Die Verwirrung war komplett, als im Viertelfinale zwar Marlies Schild am Start stand, im Insert aber beharrlich Tessa Worley als Gegnerin von Maria Höfl-Riesch geführt wurde.

Das ging so weit, dass die beiden Damen vor ihrem zweiten Lauf aus den Startboxen geholt wurden. Nach einigen Diskussionen fuhr dann doch Marlies Schild – und musste sich um 4 Hundertstel geschlagen geben.

Trotz der Panne hatte Schild bei ihrer City-Premiere Spaß. "Es ist ganz etwas anderes, können wir ruhig öfter machen. Aber es ersetzt nicht die normalen Bewerbe", so die Salzburgerin.

Show-Effekt steht außer Frage

So war auch der allgemeine Tenor nach der Veranstaltung. Am Show-Charakter bestand kein Zweifel.
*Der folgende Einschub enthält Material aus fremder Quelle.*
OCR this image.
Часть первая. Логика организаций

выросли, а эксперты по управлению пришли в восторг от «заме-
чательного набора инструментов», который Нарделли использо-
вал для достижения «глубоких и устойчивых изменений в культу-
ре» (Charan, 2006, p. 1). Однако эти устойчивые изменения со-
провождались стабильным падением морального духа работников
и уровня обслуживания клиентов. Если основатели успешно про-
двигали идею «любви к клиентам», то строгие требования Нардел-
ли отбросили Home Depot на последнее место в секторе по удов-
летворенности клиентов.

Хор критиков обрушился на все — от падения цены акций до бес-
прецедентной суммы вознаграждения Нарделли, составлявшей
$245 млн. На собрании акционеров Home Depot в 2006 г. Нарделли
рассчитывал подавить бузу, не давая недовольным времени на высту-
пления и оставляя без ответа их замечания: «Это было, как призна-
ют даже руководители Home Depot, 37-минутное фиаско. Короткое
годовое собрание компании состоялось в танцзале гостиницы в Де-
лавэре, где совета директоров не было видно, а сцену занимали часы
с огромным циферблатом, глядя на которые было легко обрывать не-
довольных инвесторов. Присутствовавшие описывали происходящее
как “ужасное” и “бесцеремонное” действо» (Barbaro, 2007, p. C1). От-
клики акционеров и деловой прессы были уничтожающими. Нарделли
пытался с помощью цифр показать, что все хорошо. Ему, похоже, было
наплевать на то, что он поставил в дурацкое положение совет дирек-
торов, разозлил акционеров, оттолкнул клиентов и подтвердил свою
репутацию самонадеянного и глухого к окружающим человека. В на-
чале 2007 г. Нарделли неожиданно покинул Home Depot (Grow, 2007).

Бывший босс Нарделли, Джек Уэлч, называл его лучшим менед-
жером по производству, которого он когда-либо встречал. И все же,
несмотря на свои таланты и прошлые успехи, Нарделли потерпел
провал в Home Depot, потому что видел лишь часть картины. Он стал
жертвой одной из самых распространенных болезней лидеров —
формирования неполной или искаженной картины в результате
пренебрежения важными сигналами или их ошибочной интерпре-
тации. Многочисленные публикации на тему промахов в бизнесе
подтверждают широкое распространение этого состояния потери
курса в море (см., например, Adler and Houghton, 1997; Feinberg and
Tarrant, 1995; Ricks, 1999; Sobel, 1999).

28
Selbst Kritiker Schröcksnadel gestand ein:  "Es ist eine tolle Promotion für den Skisport.“ Der Tiroler denkt auch laut über ein Rennen in Österreich nach – genauer gesagt in Wien. "Es wäre sicherlich sehr lustig – vielleicht ja im Stadion.“

30:30-Remis ist positiv

Allerdings ohne dafür Weltcuppunkte zu vergeben. In diesem Punkt sah Schröcksnadel auch etwas Positives am frühen Aus von Marcel Hirscher: "Vielleicht sage ich etwas, was nicht gut ankommen wird. Aber es war gut, dass Marcel und Beat heute gleichviele Punkte gemacht haben.“

So würde sich am Ende wirklich der Bessere und nicht der Glücklichere durchsetzen.

Lob schickte der ÖSV-Präsident noch nach Kroatien. Ivica Kostelic hatte darauf verzichtet, eine Reglement-Lücke zu nützen. Dem Kroaten hätte ein Start in Moskau 15 Weltcuppunkte garantiert.